Build up nurseries and preschools. Nursery and preschool leaders are on the front lines when it comes to reaching Gen Alpha. The first few years of a child’s life are critical because he learns much in those early years as he explores the world with curiosity.
Far from simply babysitting children, nursery and preschool leaders have a unique opportunity to help Gen Alpha develop a strong foundation in the first three or four years of their lives. As they invest in the little ones’ lives, they are sowing a seed, even if they may never see its fruit.
Capture their attention with visual content. If you are serving in children’s ministry, you have a great opportunity to influence the next generation by producing or pointing them to videos that can help them come to Christ and grow in their relationship with Him,
You can start a YouTube channel, or upload videos to Vimeo, and invite kids and parents to follow. There are many contents available online that can help Gen Alpha children know Jesus and grow in their relationship with him. Harvest Kidz has its own YouTube channel which features Bible lessons for children of all ages.
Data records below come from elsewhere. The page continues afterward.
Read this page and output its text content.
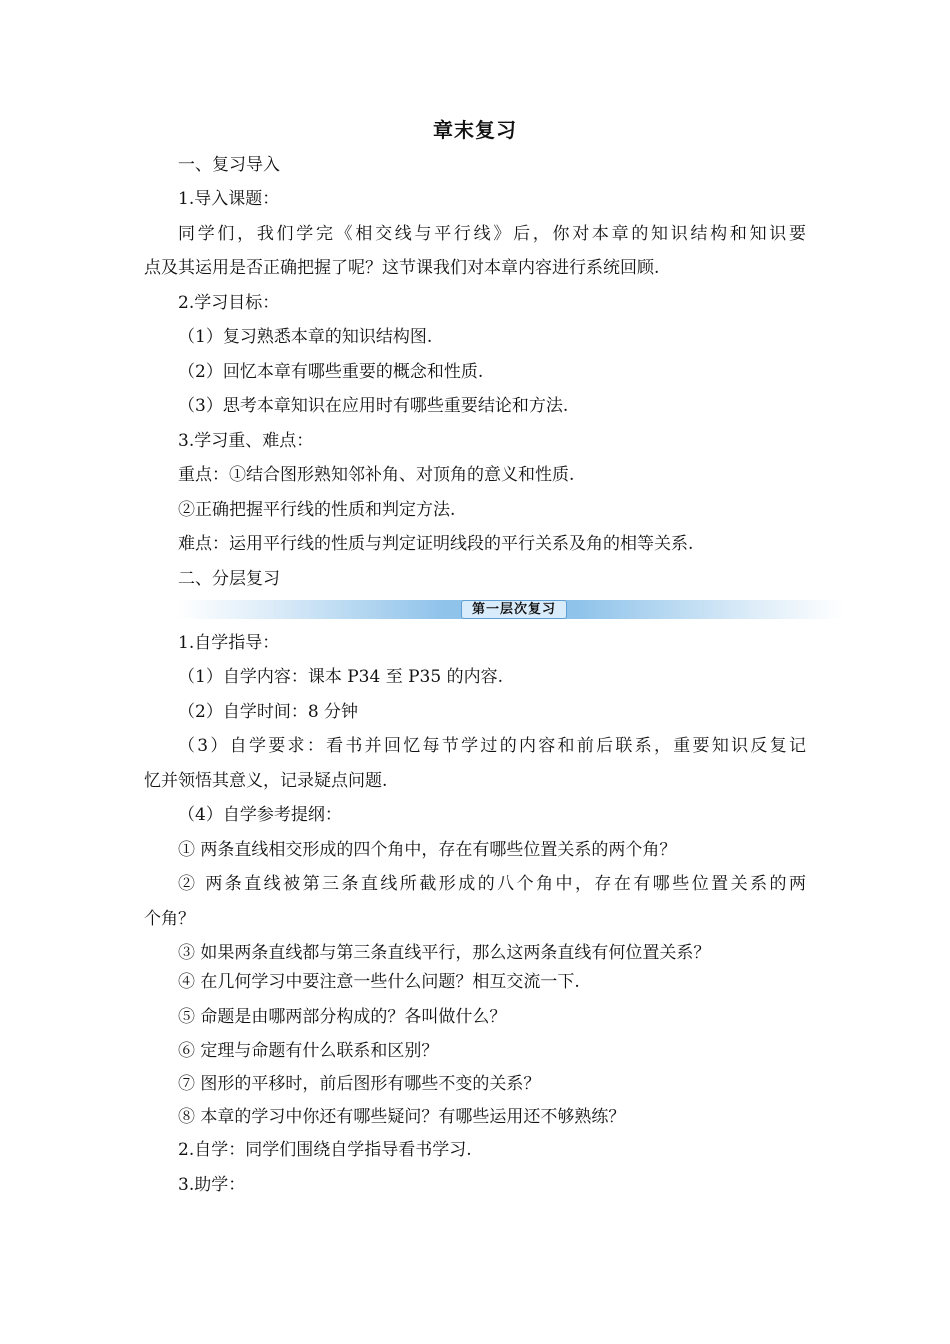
章末复习
一、复习导入
1.导入课题：
同学们，我们学完《相交线与平行线》后，你对本章的知识结构和知识要
点及其运用是否正确把握了呢？这节课我们对本章内容进行系统回顾.
2.学习目标：
（1）复习熟悉本章的知识结构图.
（2）回忆本章有哪些重要的概念和性质.
（3）思考本章知识在应用时有哪些重要结论和方法.
3.学习重、难点：
重点：①结合图形熟知邻补角、对顶角的意义和性质.
②正确把握平行线的性质和判定方法.
难点：运用平行线的性质与判定证明线段的平行关系及角的相等关系.
二、分层复习
第一层次复习
1.自学指导：
（1）自学内容：课本 P34 至 P35 的内容.
（2）自学时间：8 分钟
（3）自学要求：看书并回忆每节学过的内容和前后联系，重要知识反复记
忆并领悟其意义，记录疑点问题.
（4）自学参考提纲：
① 两条直线相交形成的四个角中，存在有哪些位置关系的两个角？
② 两条直线被第三条直线所截形成的八个角中，存在有哪些位置关系的两
个角？
③ 如果两条直线都与第三条直线平行，那么这两条直线有何位置关系？
④ 在几何学习中要注意一些什么问题？相互交流一下.
⑤ 命题是由哪两部分构成的？各叫做什么？
⑥ 定理与命题有什么联系和区别？
⑦ 图形的平移时，前后图形有哪些不变的关系？
⑧ 本章的学习中你还有哪些疑问？有哪些运用还不够熟练？
2.自学：同学们围绕自学指导看书学习.
3.助学：
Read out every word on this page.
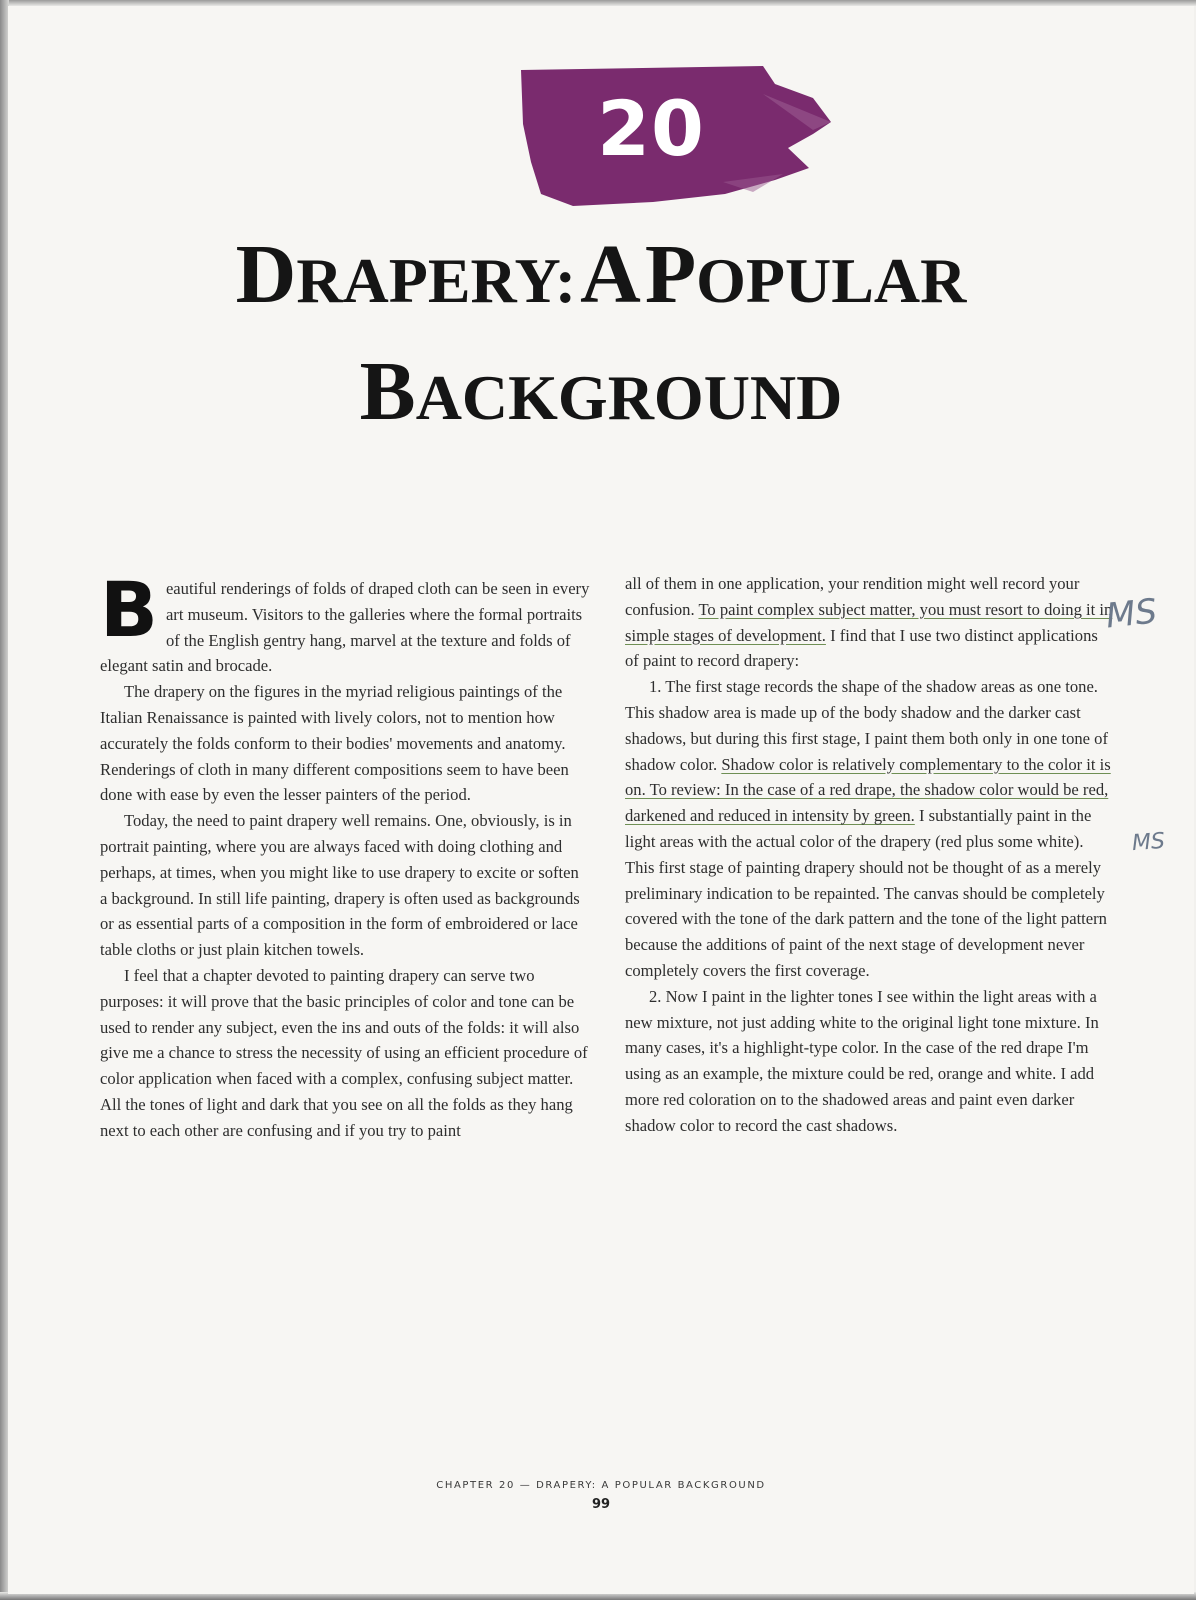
20
DRAPERY: A POPULAR
BACKGROUND

Beautiful renderings of folds of draped cloth can be seen in every art museum. Visitors to the galleries where the formal portraits of the English gentry hang, marvel at the texture and folds of elegant satin and brocade.

The drapery on the figures in the myriad religious paintings of the Italian Renaissance is painted with lively colors, not to mention how accurately the folds conform to their bodies' movements and anatomy. Renderings of cloth in many different compositions seem to have been done with ease by even the lesser painters of the period.

Today, the need to paint drapery well remains. One, obviously, is in portrait painting, where you are always faced with doing clothing and perhaps, at times, when you might like to use drapery to excite or soften a background. In still life painting, drapery is often used as backgrounds or as essential parts of a composition in the form of embroidered or lace table cloths or just plain kitchen towels.

I feel that a chapter devoted to painting drapery can serve two purposes: it will prove that the basic principles of color and tone can be used to render any subject, even the ins and outs of the folds: it will also give me a chance to stress the necessity of using an efficient procedure of color application when faced with a complex, confusing subject matter. All the tones of light and dark that you see on all the folds as they hang next to each other are confusing and if you try to paint

all of them in one application, your rendition might well record your confusion. To paint complex subject matter, you must resort to doing it in simple stages of development. I find that I use two distinct applications of paint to record drapery:

1. The first stage records the shape of the shadow areas as one tone. This shadow area is made up of the body shadow and the darker cast shadows, but during this first stage, I paint them both only in one tone of shadow color. Shadow color is relatively complementary to the color it is on. To review: In the case of a red drape, the shadow color would be red, darkened and reduced in intensity by green. I substantially paint in the light areas with the actual color of the drapery (red plus some white). This first stage of painting drapery should not be thought of as a merely preliminary indication to be repainted. The canvas should be completely covered with the tone of the dark pattern and the tone of the light pattern because the additions of paint of the next stage of development never completely covers the first coverage.

2. Now I paint in the lighter tones I see within the light areas with a new mixture, not just adding white to the original light tone mixture. In many cases, it's a highlight-type color. In the case of the red drape I'm using as an example, the mixture could be red, orange and white. I add more red coloration on to the shadowed areas and paint even darker shadow color to record the cast shadows.

MS
MS
CHAPTER 20 — DRAPERY: A POPULAR BACKGROUND
99
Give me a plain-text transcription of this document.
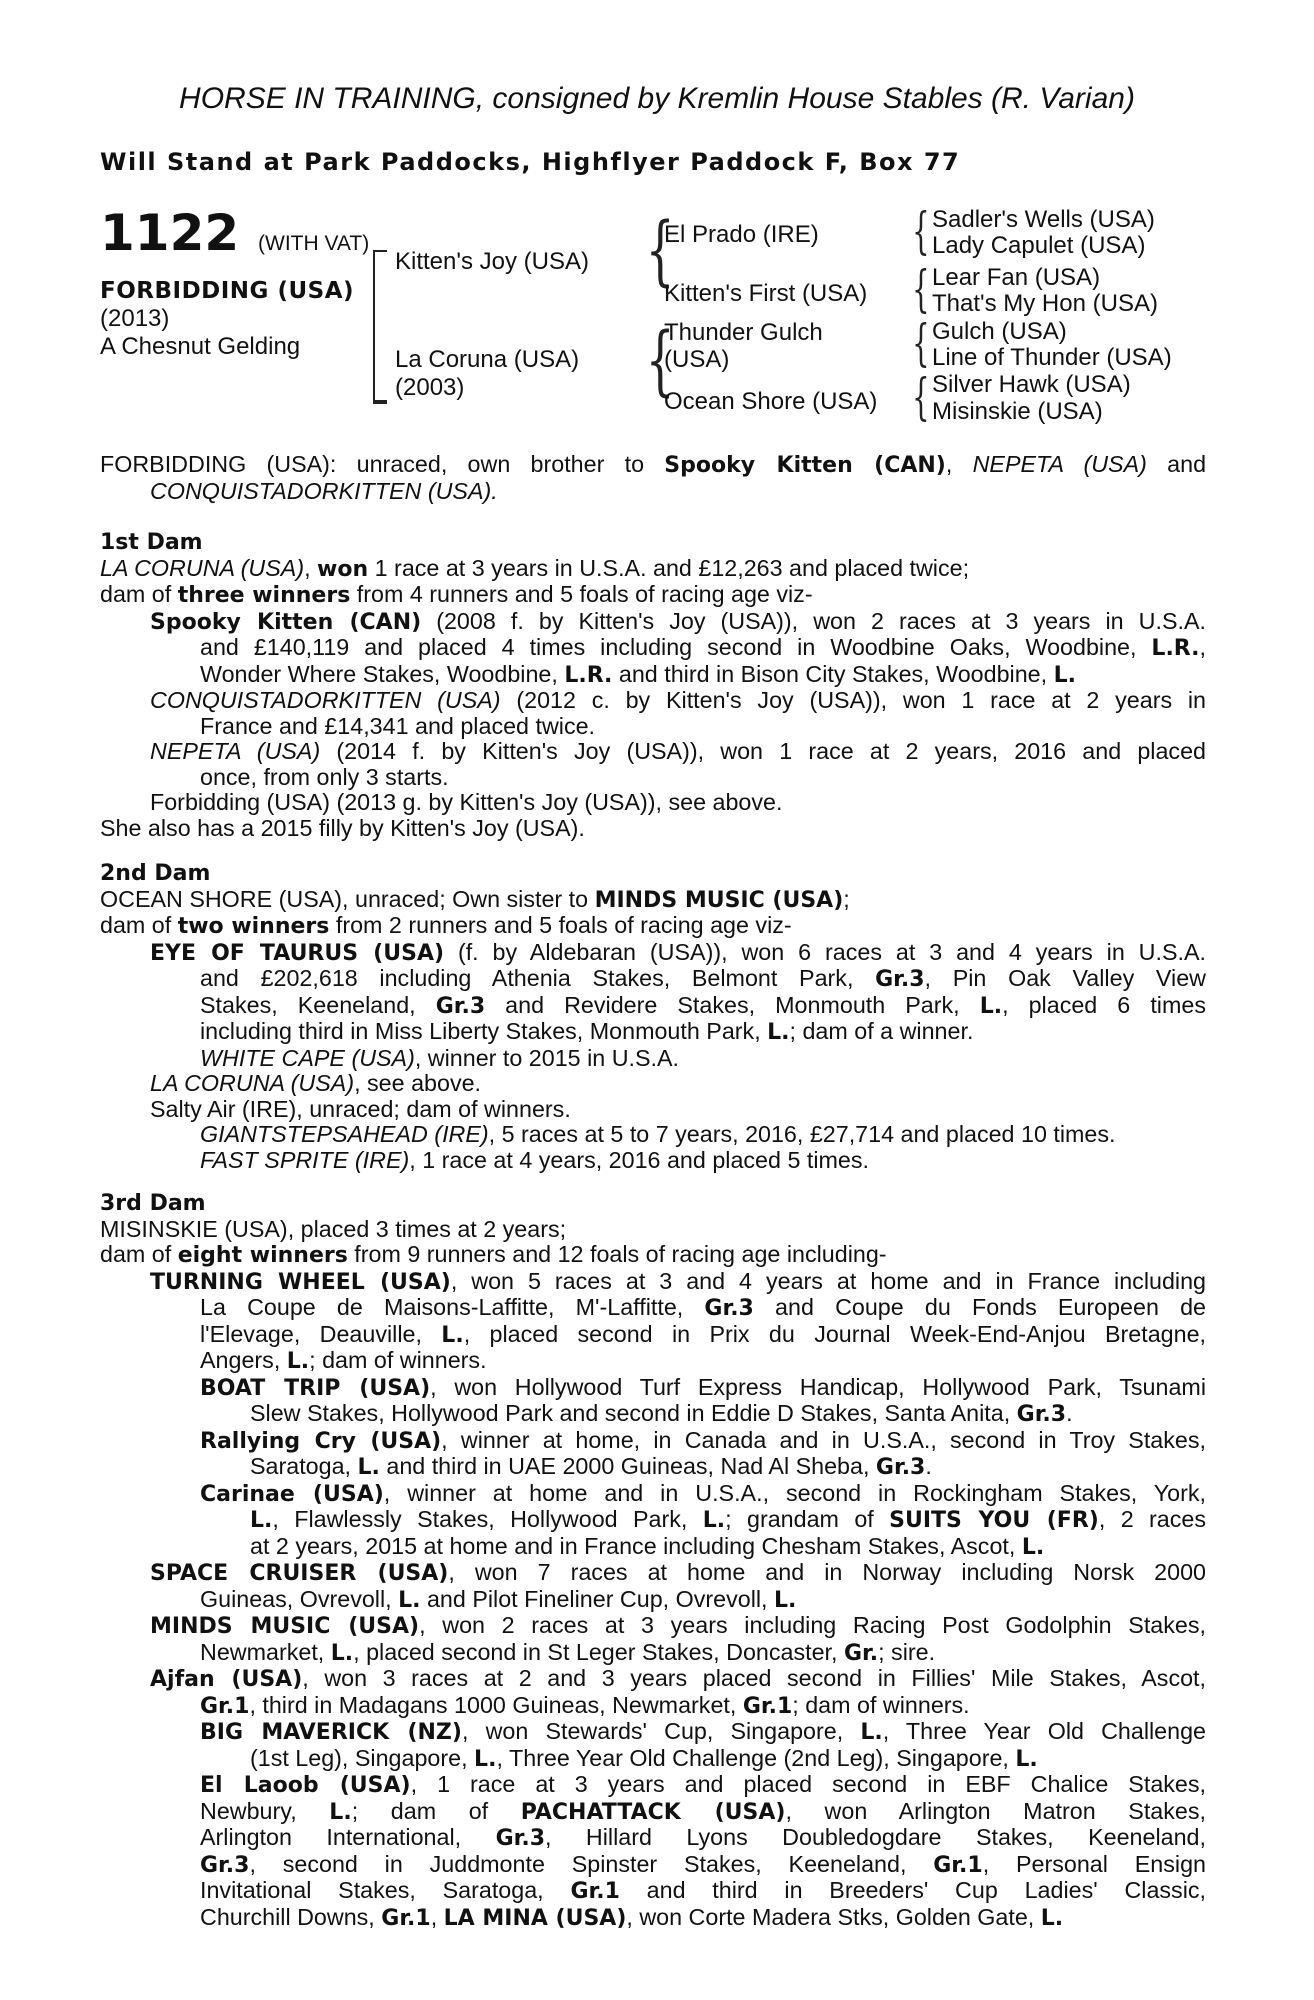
HORSE IN TRAINING, consigned by Kremlin House Stables (R. Varian)
Will Stand at Park Paddocks, Highflyer Paddock F, Box 77
1122 (WITH VAT)
FORBIDDING (USA)
(2013)
A Chesnut Gelding
Kitten's Joy (USA)
La Coruna (USA)
(2003)
{
{
El Prado (IRE)
Kitten's First (USA)
Thunder Gulch
(USA)
Ocean Shore (USA)
{
{
{
{
Sadler's Wells (USA)
Lady Capulet (USA)
Lear Fan (USA)
That's My Hon (USA)
Gulch (USA)
Line of Thunder (USA)
Silver Hawk (USA)
Misinskie (USA)
FORBIDDING (USA): unraced, own brother to Spooky Kitten (CAN), NEPETA (USA) and
CONQUISTADORKITTEN (USA).
1st Dam
LA CORUNA (USA), won 1 race at 3 years in U.S.A. and £12,263 and placed twice;
dam of three winners from 4 runners and 5 foals of racing age viz-
Spooky Kitten (CAN) (2008 f. by Kitten's Joy (USA)), won 2 races at 3 years in U.S.A.
and £140,119 and placed 4 times including second in Woodbine Oaks, Woodbine, L.R.,
Wonder Where Stakes, Woodbine, L.R. and third in Bison City Stakes, Woodbine, L.
CONQUISTADORKITTEN (USA) (2012 c. by Kitten's Joy (USA)), won 1 race at 2 years in
France and £14,341 and placed twice.
NEPETA (USA) (2014 f. by Kitten's Joy (USA)), won 1 race at 2 years, 2016 and placed
once, from only 3 starts.
Forbidding (USA) (2013 g. by Kitten's Joy (USA)), see above.
She also has a 2015 filly by Kitten's Joy (USA).
2nd Dam
OCEAN SHORE (USA), unraced; Own sister to MINDS MUSIC (USA);
dam of two winners from 2 runners and 5 foals of racing age viz-
EYE OF TAURUS (USA) (f. by Aldebaran (USA)), won 6 races at 3 and 4 years in U.S.A.
and £202,618 including Athenia Stakes, Belmont Park, Gr.3, Pin Oak Valley View
Stakes, Keeneland, Gr.3 and Revidere Stakes, Monmouth Park, L., placed 6 times
including third in Miss Liberty Stakes, Monmouth Park, L.; dam of a winner.
WHITE CAPE (USA), winner to 2015 in U.S.A.
LA CORUNA (USA), see above.
Salty Air (IRE), unraced; dam of winners.
GIANTSTEPSAHEAD (IRE), 5 races at 5 to 7 years, 2016, £27,714 and placed 10 times.
FAST SPRITE (IRE), 1 race at 4 years, 2016 and placed 5 times.
3rd Dam
MISINSKIE (USA), placed 3 times at 2 years;
dam of eight winners from 9 runners and 12 foals of racing age including-
TURNING WHEEL (USA), won 5 races at 3 and 4 years at home and in France including
La Coupe de Maisons-Laffitte, M'-Laffitte, Gr.3 and Coupe du Fonds Europeen de
l'Elevage, Deauville, L., placed second in Prix du Journal Week-End-Anjou Bretagne,
Angers, L.; dam of winners.
BOAT TRIP (USA), won Hollywood Turf Express Handicap, Hollywood Park, Tsunami
Slew Stakes, Hollywood Park and second in Eddie D Stakes, Santa Anita, Gr.3.
Rallying Cry (USA), winner at home, in Canada and in U.S.A., second in Troy Stakes,
Saratoga, L. and third in UAE 2000 Guineas, Nad Al Sheba, Gr.3.
Carinae (USA), winner at home and in U.S.A., second in Rockingham Stakes, York,
L., Flawlessly Stakes, Hollywood Park, L.; grandam of SUITS YOU (FR), 2 races
at 2 years, 2015 at home and in France including Chesham Stakes, Ascot, L.
SPACE CRUISER (USA), won 7 races at home and in Norway including Norsk 2000
Guineas, Ovrevoll, L. and Pilot Fineliner Cup, Ovrevoll, L.
MINDS MUSIC (USA), won 2 races at 3 years including Racing Post Godolphin Stakes,
Newmarket, L., placed second in St Leger Stakes, Doncaster, Gr.; sire.
Ajfan (USA), won 3 races at 2 and 3 years placed second in Fillies' Mile Stakes, Ascot,
Gr.1, third in Madagans 1000 Guineas, Newmarket, Gr.1; dam of winners.
BIG MAVERICK (NZ), won Stewards' Cup, Singapore, L., Three Year Old Challenge
(1st Leg), Singapore, L., Three Year Old Challenge (2nd Leg), Singapore, L.
El Laoob (USA), 1 race at 3 years and placed second in EBF Chalice Stakes,
Newbury, L.; dam of PACHATTACK (USA), won Arlington Matron Stakes,
Arlington International, Gr.3, Hillard Lyons Doubledogdare Stakes, Keeneland,
Gr.3, second in Juddmonte Spinster Stakes, Keeneland, Gr.1, Personal Ensign
Invitational Stakes, Saratoga, Gr.1 and third in Breeders' Cup Ladies' Classic,
Churchill Downs, Gr.1, LA MINA (USA), won Corte Madera Stks, Golden Gate, L.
You can also use video clips in your teaching. Gen Alpha children listen with their eyes. You can capture their attention with short video clips or visual images. As communicators to children, we should be talking less and using more images and videos.
Having said that, children still need to detach from the screens and gather before God in a still, quiet manner. You can do this by having short prayer time—ask the kids to bow before God and spend one minute listening to Him and then a couple of minutes talking with Him.
Help them to encounter Jesus. What Gen Alpha needs more than anything is a growing relationship with Jesus. Jesus can become their constant friend who is always with them. Parents and teachers simply have to point them in that direction and pray that the Holy Spirit will work in their lives and bring them to the saving knowledge of Jesus.
Teach them to hear from God. It is essential to teach them to be spiritual, to be led by the Spirit. One way is to set up an environment for the children to have consistent encounters with God.
Social-emotional learning (SEL) is a methodology that helps students of all ages to better comprehend their emotions, feel those emotions fully, and demonstrate empathy for others. These learned behaviours are then used to help students make positive, responsible decisions, create frameworks to achieve their goals, and build positive relationships with others.
Engaging them digitally. What have adults learned about digital engagement during the pandemic? Children, especially younger ones, need a structured environment to stay engaged as they are more easily distracted.
To get the full benefit of online learning, adults must intentionally create structures that promote collaboration, using a range of tools and engagement methods that promote inclusion and personalisation. Children use their senses extensively while learning, so adults need to make learning fun and effective through the use of technology.
Keep reaching out. God’s plan is for local churches to reach children and parents with the Gospel. But here’s the good news: as Christians share the Gospel with God’s anointing on our lives, we will see Gen Alpha reaching for Christ and going on to serve Him for life.
Evangelist DL Moody once said, “If I had my life to live over, I would devote my entire ministry to reaching children with the Gospel.” It is a worthy and rewarding goal in life.